Scott Stephens | The Forum for Education and Education Blog
November 15, 2010
SAN FRANCISCO -- Pedro Noguera has had plenty of access to Obama administration policy makers. In fact, he sat down with 50 people from the U.S. Department of Education, who listened to his thoughts for 90 minutes.
"Then I left and nothing changed," Noguera, a Convener with The Forum for Education and Democracy, said in an opening address last week at the Coalition of Essential Schools Fall Forum. "I realized that the Obama administration was staying the course not just in Afghanistan, but in education."
More than 750 educators, parents, policy advocates and others attended the Fall Forum, the 25th year it has been held. Participants came from 33 states, three countries and more than 200 schools. They attended three days worth of workshops and sessions that ranged from engaging parents through social media to allowing students to design their own learning experiences.
The coalition's new executive board president, George Wood, announced that the 2011 Fall Forum will be held next November in Rhode Island. Wood, executive director of The Forum for Education and Democracy, is principal at Federal Hocking High School in Ohio.
Noguera, a New York University professor and director of the Metropolitan Center for Urban Education, urged educators at the conference to continue to push for schools that matter for students, parents and teachers.
He suggested they should continue to push back against the forces that disparage public education and public school teachers. But he also warned against defending the status quo.
"I think we have to figure out how to respond," he said. "But we have to respond without appearing to defend the status quo. Our support can't be blanket support. It's got to be critical support. The way we've been doing business in many schools is simply not getting us the results we need as a nation."
As "critical friends," progressives in public education have to craft messages that include alternatives to the status quo, Noguera said.
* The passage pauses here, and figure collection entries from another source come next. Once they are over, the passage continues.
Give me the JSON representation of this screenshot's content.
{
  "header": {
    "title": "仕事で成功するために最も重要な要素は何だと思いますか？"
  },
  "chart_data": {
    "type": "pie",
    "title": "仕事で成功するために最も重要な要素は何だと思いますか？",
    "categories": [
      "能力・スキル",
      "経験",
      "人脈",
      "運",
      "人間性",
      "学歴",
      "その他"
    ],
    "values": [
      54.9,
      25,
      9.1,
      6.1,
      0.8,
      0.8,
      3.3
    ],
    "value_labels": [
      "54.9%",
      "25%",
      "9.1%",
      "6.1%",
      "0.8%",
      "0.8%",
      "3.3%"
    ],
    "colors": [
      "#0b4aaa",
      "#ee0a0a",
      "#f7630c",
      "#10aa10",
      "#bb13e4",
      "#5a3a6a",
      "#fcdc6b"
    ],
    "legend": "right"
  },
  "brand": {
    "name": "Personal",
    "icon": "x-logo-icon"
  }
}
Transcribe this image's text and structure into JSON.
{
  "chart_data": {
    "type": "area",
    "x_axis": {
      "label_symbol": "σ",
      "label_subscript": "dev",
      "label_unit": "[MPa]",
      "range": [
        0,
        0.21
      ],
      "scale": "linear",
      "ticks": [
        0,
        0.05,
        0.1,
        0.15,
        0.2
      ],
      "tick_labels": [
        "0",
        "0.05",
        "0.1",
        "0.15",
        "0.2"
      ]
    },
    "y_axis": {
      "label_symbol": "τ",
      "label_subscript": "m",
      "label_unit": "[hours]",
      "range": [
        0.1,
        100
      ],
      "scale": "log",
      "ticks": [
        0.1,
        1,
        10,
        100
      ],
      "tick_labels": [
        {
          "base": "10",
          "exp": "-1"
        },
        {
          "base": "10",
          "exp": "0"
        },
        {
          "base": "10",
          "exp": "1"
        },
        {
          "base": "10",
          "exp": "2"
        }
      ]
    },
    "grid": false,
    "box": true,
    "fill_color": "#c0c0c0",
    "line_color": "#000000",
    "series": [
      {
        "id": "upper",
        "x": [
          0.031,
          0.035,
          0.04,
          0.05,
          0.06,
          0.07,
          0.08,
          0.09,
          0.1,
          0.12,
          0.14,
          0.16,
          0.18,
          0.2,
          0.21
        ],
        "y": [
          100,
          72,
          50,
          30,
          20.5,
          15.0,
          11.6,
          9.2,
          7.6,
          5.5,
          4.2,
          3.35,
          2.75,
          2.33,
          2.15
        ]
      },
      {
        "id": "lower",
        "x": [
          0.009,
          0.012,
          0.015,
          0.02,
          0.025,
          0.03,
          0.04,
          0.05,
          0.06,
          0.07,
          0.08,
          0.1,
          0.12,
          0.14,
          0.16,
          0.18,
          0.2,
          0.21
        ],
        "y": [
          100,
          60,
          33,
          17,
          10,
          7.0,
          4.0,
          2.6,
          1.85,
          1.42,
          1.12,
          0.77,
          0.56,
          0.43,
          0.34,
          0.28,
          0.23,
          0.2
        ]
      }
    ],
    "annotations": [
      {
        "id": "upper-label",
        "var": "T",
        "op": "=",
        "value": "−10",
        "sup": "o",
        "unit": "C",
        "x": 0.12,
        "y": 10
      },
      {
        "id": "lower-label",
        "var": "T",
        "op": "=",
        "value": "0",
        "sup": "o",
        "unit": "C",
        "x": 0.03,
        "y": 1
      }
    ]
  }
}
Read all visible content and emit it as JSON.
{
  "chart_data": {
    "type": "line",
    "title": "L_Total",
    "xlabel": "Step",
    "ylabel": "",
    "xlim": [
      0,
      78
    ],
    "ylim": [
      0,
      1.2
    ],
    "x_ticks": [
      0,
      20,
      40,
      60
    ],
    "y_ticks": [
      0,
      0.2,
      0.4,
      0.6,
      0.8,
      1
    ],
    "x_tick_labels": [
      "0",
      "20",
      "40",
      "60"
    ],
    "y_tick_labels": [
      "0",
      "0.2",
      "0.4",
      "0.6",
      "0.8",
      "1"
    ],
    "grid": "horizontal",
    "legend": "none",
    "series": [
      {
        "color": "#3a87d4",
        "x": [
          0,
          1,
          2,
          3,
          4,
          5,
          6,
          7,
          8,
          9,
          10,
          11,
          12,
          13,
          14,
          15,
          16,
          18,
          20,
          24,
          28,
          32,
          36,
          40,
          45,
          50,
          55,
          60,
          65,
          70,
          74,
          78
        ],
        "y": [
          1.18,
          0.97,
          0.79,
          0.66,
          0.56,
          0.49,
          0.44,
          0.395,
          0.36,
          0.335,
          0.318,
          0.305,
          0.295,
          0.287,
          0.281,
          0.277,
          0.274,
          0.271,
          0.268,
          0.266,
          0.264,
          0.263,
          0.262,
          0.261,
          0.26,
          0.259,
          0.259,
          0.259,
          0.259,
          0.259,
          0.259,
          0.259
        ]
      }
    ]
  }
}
He said the notion of progressive education means nothing if it doesn't result in better schools for more students. Sometimes, those better schools are charter schools, he acknowledged. But because traditional public schools accept all children, they need to be our focus, he said. Not doing so will widen the gap between the haves and the have-nots, he warned.
"The whole issue is what kind of country are we going to be," he said.
Before Noguera spoke, Gregory Peters of the San Francisco Coalition of Equitable Small Schools urged participants to think about what "schools that matter" means, who decides what it means and for whom is it intended. As a high school student, Peters was told he was too poor to attend college. As a college student, he was told his education didn't matter because he had not attended an elite university.
"I had heard that my education did not matter and that I did not matter," he said. "The work of education equity is urgent. We have no time to waste."
Meanwhile, Nancy Sizer told participants that her late husband, Coalition of Essential Schools founder Ted Sizer, would be gratified that his work continues to prosper. Nancy Sizer, an instructor at Harvard University and a Convener with The Forum for Education and Democracy, said her husband favored conversation and collaboration over rigid, top-down dogma.
"He never wanted a 'Sizer Plan' to be, as he would say, 'implemented,' " she said. "He called our school-reform work a conversation among friends. Even if you never met Ted Sizer, you are, each one of you, his most treasured colleague."